Most kandi girls wear revealing underwear, bikinis, fishnets and pasties. A few women seemed to channel cartoon characters such as Gloomy Bear or Hello Kitty.
At night, everything glows at Ultra. Some use battery-operated glow strings to decorate shoelaces, tutus, bras and hats.
And then there’s the guys. Near Ultra’s main stage last Friday, a couple tried to get Stephan Grillon’s attention. He was wearing a super hero costume he called the “Rave Runner.” A $98 white and red body suit from China covered him from head to toe, and he added Oakley snow goggles. He sewed a glow string to the edge of his red cape.
Grillon, 20, belongs to a subculture known as “Glovers.” Most of them prefer to be sober at dance music events and cover their hands with battery-operated gloves with light-blinking fingertips that leave trails in the retina. Vendors on Biscayne Boulevard were selling the gloves in black or white for $15.

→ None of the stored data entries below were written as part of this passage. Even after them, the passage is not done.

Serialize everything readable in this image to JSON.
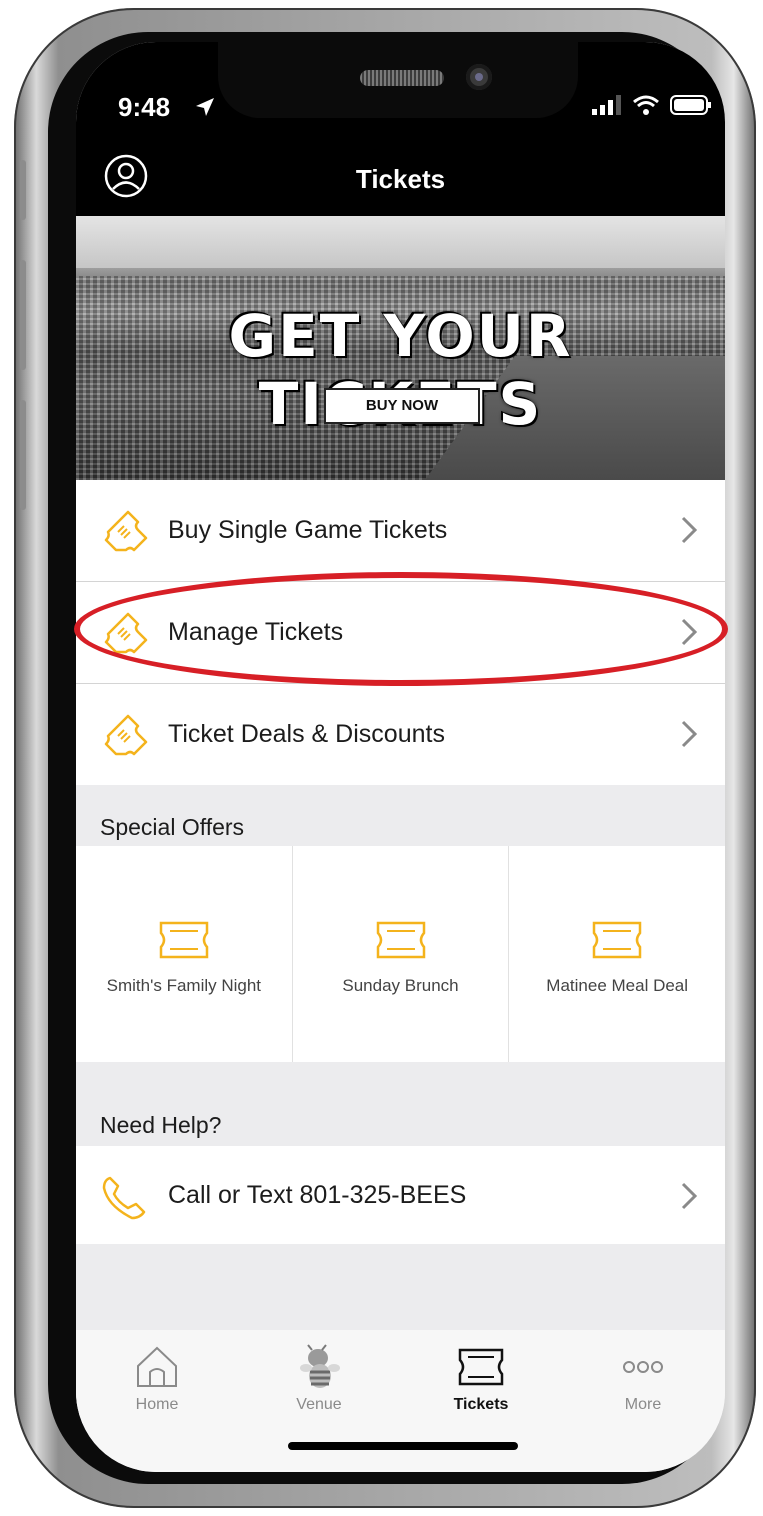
{
  "status_bar": {
    "time": "9:48"
  },
  "header": {
    "title": "Tickets"
  },
  "banner": {
    "headline": "GET YOUR TICKETS",
    "button_label": "BUY NOW"
  },
  "ticket_menu": [
    {
      "label": "Buy Single Game Tickets",
      "icon": "ticket-icon"
    },
    {
      "label": "Manage Tickets",
      "icon": "ticket-icon"
    },
    {
      "label": "Ticket Deals & Discounts",
      "icon": "ticket-icon"
    }
  ],
  "special_offers": {
    "title": "Special Offers",
    "items": [
      {
        "label": "Smith's Family Night",
        "icon": "ticket-icon"
      },
      {
        "label": "Sunday Brunch",
        "icon": "ticket-icon"
      },
      {
        "label": "Matinee Meal Deal",
        "icon": "ticket-icon"
      }
    ]
  },
  "help": {
    "title": "Need Help?",
    "call_label": "Call or Text 801-325-BEES",
    "icon": "phone-icon"
  },
  "tab_bar": {
    "tabs": [
      {
        "label": "Home",
        "icon": "home-icon",
        "active": false
      },
      {
        "label": "Venue",
        "icon": "bee-mascot-icon",
        "active": false
      },
      {
        "label": "Tickets",
        "icon": "ticket-icon",
        "active": true
      },
      {
        "label": "More",
        "icon": "more-dots-icon",
        "active": false
      }
    ]
  },
  "colors": {
    "accent": "#f4b31c",
    "highlight": "#d71f26",
    "header_bg": "#000000"
  }
}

Jesus Daze, 18, was wearing a popular accessory called a “spirit hood” — a furry bear hat with long, hanging flaps that had pockets in the shape of paws to insert his hands.
“For Native Americans, the spirit of the bear is courageous, peaceful, free,” Daze said. “And we want to connect with that.”
Some patriotic scene kids and floaters — who came from Canada, Spain, Sweden, Norway, the Netherlands, Mexico or Argentina — wore their country’s flags as capes.
Mariana Castellan, 20, a Mexican American who lives in Weston, said fashion at Ultra is about individuality and diversity. With an affinity for piercings and chunky rings, Castellan likes designers Betsey Johnson and Jeremy Scott. She also identifies with “Harajuku” fashion, a culture born in Tokyo. The “Harajuku” subcultures include the “Cosplay” who like to dress up in fictional characters from video games and anime, and the “Ura-Hara,” who like hip hop and graffiti.
Castellan shaved the sides of her head and dyed the top part of her long, straight, flowing hair in ombré shades of orange, yellow and hot pink. Friday night, she wore $136 black “Cyber Goth” platform boots by Demoniac.
“I was 15 when my dad first took me to Ultra. He is an artist, so we love it. My mom and dad say I look like awesomeness,” Castellan said. “I like tribal stuff and like ‘Cyber Punk’ and mix it with Harajuku ... I like showing off my body because it’s about being free and comfortable with who you are.”